The UNESCO International Literacy Day conference took place on 7 September 2018 at Paris Headquarters and explored the theme of integrated approaches to literacy and skills development.
Held a day ahead of the actual International Literacy Day, the gathering brought together stakeholders and decision-makers from all over the world to examine how integrated approaches to literacy and skills development can help close the literacy gap and improve learners’ ability to meet the needs of increasingly globalized and digitized labour markets.
“Literacy is more crucial than ever to meet the demands of increasingly globalized societies and changing labour markets,” said UNESCO Director-General Ms Audrey Azoulay in her speech.
To the approximately 200 participants from all over the world, including the five 2018 UNESCO International Literacy Prizes winners, Ms Azoulay recalled the purpose of the conference and its importance for the international community.
“We have gathered today, to highlight outstanding examples of initiatives bridging gaps and changing the world. To fill the promise of the 2030 Agenda for Sustainable Development to leave no one behind.”
Millions of children, youth and adults are still illiterate
Today, at least 750 million young people and adults still lack basic literacy skills. Two-thirds of them are women and 102 million of them are youth aged 15 to 24 (UIS, 2017). At the same time, many of the 192 million unemployed young people and adults worldwide are unable to achieve decent livelihoods due to, among others, the lack of foundational skills, including literacy, and failing to meet the skill demands of the rapidly changing labour market.
UNESCO Deputy Director-General, Mr Xing Qu, opened the conference and said:
“In many national contexts, jobs are being eliminated as fast as they are being created, and unemployment and under-employment, particularly among youth, is an urgent global concern.
Unemployment is especially acute in communities with low- skilled and low- literate youth and adults who are not well prepared for jobs in the expanding knowledge economy.
That is why this year’s International Literacy Day focuses on literacy and skills development, to examine linkages between literacy learning, skills development and the world of work.”
The Secretary of State for Preschool and General Education of the Republic of Angola, Mr Joaquin Felizardo Alfredo Cabral, focused his opening speech on the situation in Africa, and underlined that the strife and difficult economic conditions should not limit the efforts towards investing in literacy and skills development throughout life.
“Our African continent is living a complicated situation today. They are intertwined in different ways, internal conflicts of financial economic crisis, violent social clashes and even some manifestations of terrorism. All of the above generates insecurity and provokes territorial mobility of countless families, who instead of dealing with the development of competencies for a better life, migrate to survive, permanently seeking security conditions,” he said.
“Our plan includes a strategy based on an approach that combines literacy and the development of skills that allow people to improve their lives and their means of survival.”

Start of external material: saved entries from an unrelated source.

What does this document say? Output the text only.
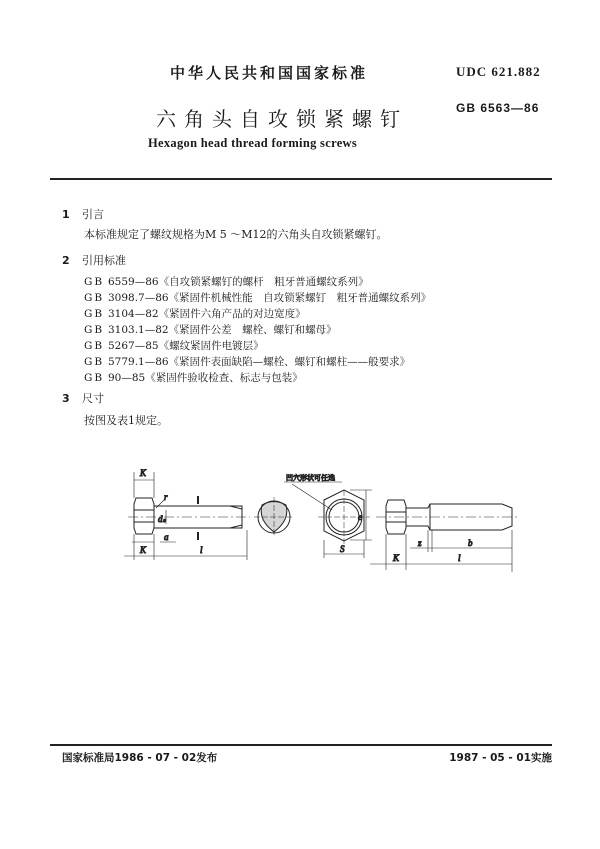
中华人民共和国国家标准	UDC 621.882
六角头自攻锁紧螺钉	GB 6563—86
Hexagon head thread forming screws
1 引言
本标准规定了螺纹规格为M 5 ～M12的六角头自攻锁紧螺钉。
2 引用标准
GB 6559—86《自攻锁紧螺钉的螺杆　粗牙普通螺纹系列》
GB 3098.7—86《紧固件机械性能　自攻锁紧螺钉　粗牙普通螺纹系列》
GB 3104—82《紧固件六角产品的对边宽度》
GB 3103.1—82《紧固件公差　螺栓、螺钉和螺母》
GB 5267—85《螺纹紧固件电镀层》
GB 5779.1—86《紧固件表面缺陷—螺栓、螺钉和螺柱——般要求》
GB 90—85《紧固件验收检查、标志与包装》
3 尺寸
按图及表1规定。
K
r
dₛ
a
K	l
凹穴形状可任选
e
S
z	b
K	l
国家标准局1986 - 07 - 02发布	1987 - 05 - 01实施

Combined approach to literacy and skills development
Possibilities and best practices in improving outcomes of integrated approaches to literacy and skills development in a lifelong learning perspective were discussed, identified and explored by specialists from international organizations, governments, NGO’s, the private sector and academia through various panel sessions.
The programme presented new trends and issues within integrated approaches to literacy and skills development; evidence of outcomes from the field; effective governance and partnerships to make these approaches successful, and implications of digital technology for advancing a set of skills required for the world of work.
This year’s UNESCO Literacy Prizes winners from Afghanistan, Nigeria, Spain, Islamic Republic of Iran and Uruguay presented their inspiring projects that are helping advance literacy and skills development.
Ms Azoulay presented the prestigious UNESCO Literacy Prizes to the five laureates. She emphasized on UNESCO’s commitment to support Member States in promoting literacy and advancing the global dialogue, and urging for action to include the most vulnerable youth and adults in society by expanding lifelong learning opportunities.
“A source of this serious employment problem, which tend to affect disproportionately marginalized youth and adults, is the lack of an appropriate set of skills required for decent work,” she said. “The concern is especially acute in communities with low skilled and low literate youth and adults who are not well prepared for jobs and new skills requirements in the expanding knowledge economy. These challenges call for expanding lifelong learning opportunities particularly for disadvantaged groups and marginalised populations.”